At paragraph 15 Lords Sumption and Lloyd-Jones state:

“The reasoning in Total Network leaves open the question how far the same considerations apply to non-criminal acts, such as breaches of civil statutory duties, or torts actionable at the suit of third parties, or breaches of contract or fiduciary duty. These are liable to raise more complex problems. Compliance with the criminal law is a universal obligation. By comparison, legal duties in tort or equity will commonly and contractual duties will always be specific to particular relationships. The character of these relationships may vary widely from case to case. They do not lend themselves so readily to the formulation of a general rule. Breaches of civil statutory duties give rise to yet other difficulties. Their relevance may depend on the purpose of the relevant statutory provision, which may or may not be consistent with its deployment as an element in the tort of conspiracy. For present purposes it is unnecessary to say anything more about unlawful means of these kinds.”

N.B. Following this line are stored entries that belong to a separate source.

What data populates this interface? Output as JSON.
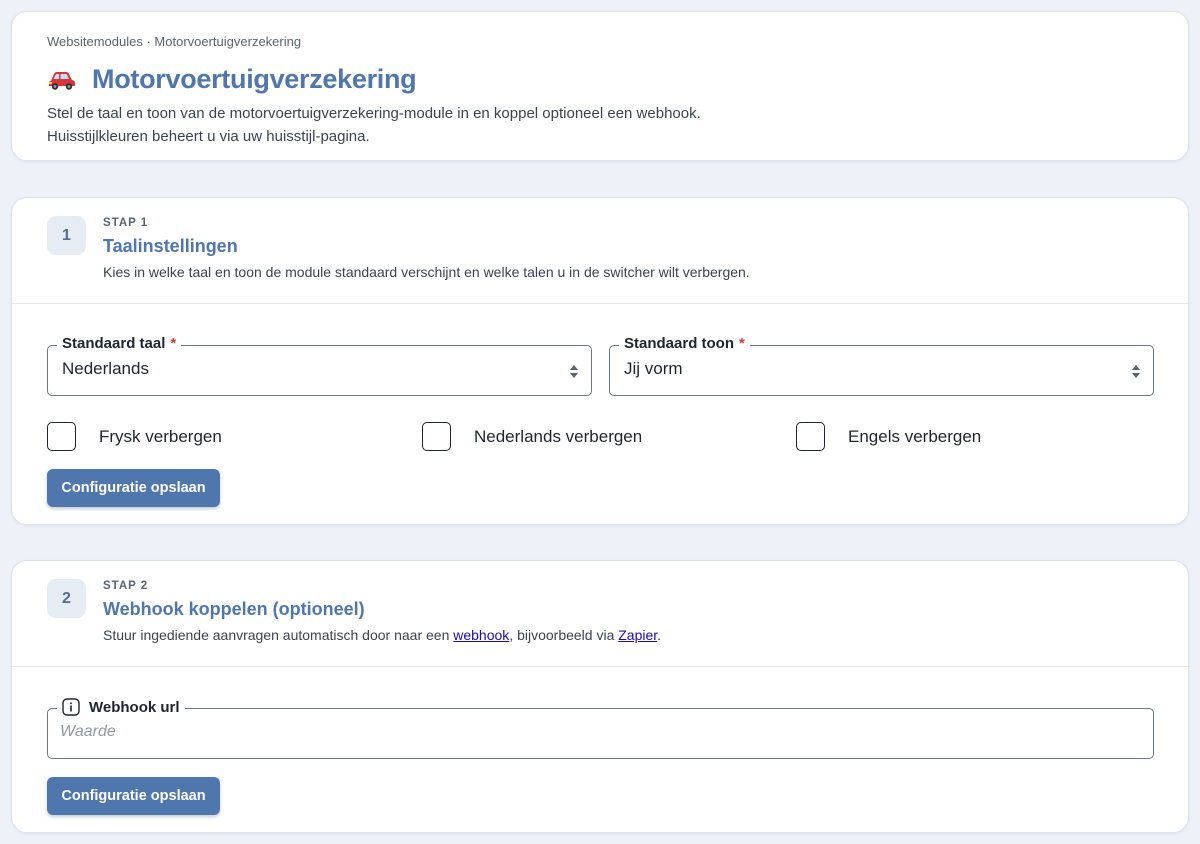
{
  "header": {
    "breadcrumb": "Websitemodules · Motorvoertuigverzekering",
    "title": "Motorvoertuigverzekering",
    "title_icon": "car-icon",
    "description_line1": "Stel de taal en toon van de motorvoertuigverzekering-module in en koppel optioneel een webhook.",
    "description_line2": "Huisstijlkleuren beheert u via uw huisstijl-pagina."
  },
  "step1": {
    "badge": "1",
    "eyebrow": "STAP 1",
    "title": "Taalinstellingen",
    "description": "Kies in welke taal en toon de module standaard verschijnt en welke talen u in de switcher wilt verbergen.",
    "language_select": {
      "label": "Standaard taal",
      "required_mark": "*",
      "value": "Nederlands"
    },
    "tone_select": {
      "label": "Standaard toon",
      "required_mark": "*",
      "value": "Jij vorm"
    },
    "checkboxes": [
      {
        "label": "Frysk verbergen",
        "checked": false
      },
      {
        "label": "Nederlands verbergen",
        "checked": false
      },
      {
        "label": "Engels verbergen",
        "checked": false
      }
    ],
    "save_label": "Configuratie opslaan"
  },
  "step2": {
    "badge": "2",
    "eyebrow": "STAP 2",
    "title": "Webhook koppelen (optioneel)",
    "description_prefix": "Stuur ingediende aanvragen automatisch door naar een ",
    "link_webhook": "webhook",
    "description_middle": ", bijvoorbeeld via ",
    "link_zapier": "Zapier",
    "description_suffix": ".",
    "webhook_field": {
      "label": "Webhook url",
      "placeholder": "Waarde",
      "value": "",
      "icon": "info-icon"
    },
    "save_label": "Configuratie opslaan"
  },
  "colors": {
    "accent": "#4f76ad",
    "page_background": "#eef2f8",
    "link": "#1a0dab",
    "required": "#d03a3a"
  }
}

On this analysis, previous authority holding that a particular species of unlawfulness is capable of constituting a relevant unlawful means will not foreclose all argument that, on the facts of the case in question, the unlawful means relied upon are somehow inapt to found the tort.

This aspect of the decision is less susceptible to criticism, but does serve to underline why claims in unlawful means conspiracy present such fertile ground for legal argument. By way of just one particular example, the breadth of the Supreme Court’s observations as to the difficulties presented by breaches of civil statutory duties may yet be seized upon to cast doubt upon Mr Justice Morgan’s firm finding in Digicel (St. Lucia) Limited v Cable & Wireless Plc [2010] EWHC 774 (Ch) that nonactionable breaches of a non-criminal statute are incapable of constituting unlawful acts for the purposes of an unlawful means conspiracy.

Conclusion

Where unlawful acts are concerned, it seems that the label of a “just cause or excuse” may have to be understood as one of art in the context of this tort, meaning only that:

(i) either the unlawful acts concerned were not chosen by the defendant as the instrument of effecting harm to the claimant, and so can be “justified” or “excused” in the sense that they did not play a role in the conspiracy alleged; or that

(ii) the unlawful acts concerned are, by their intrinsic nature and by reason of the particular facts of a given case, inapt to be relied upon as founding a claim in unlawful means conspiracy.

On any view, the promotion of the terminology of a “just cause or excuse” for an unlawful act, of all things, is at least a little unfortunate in a judgment intending to bring clarity to this difficult area of law.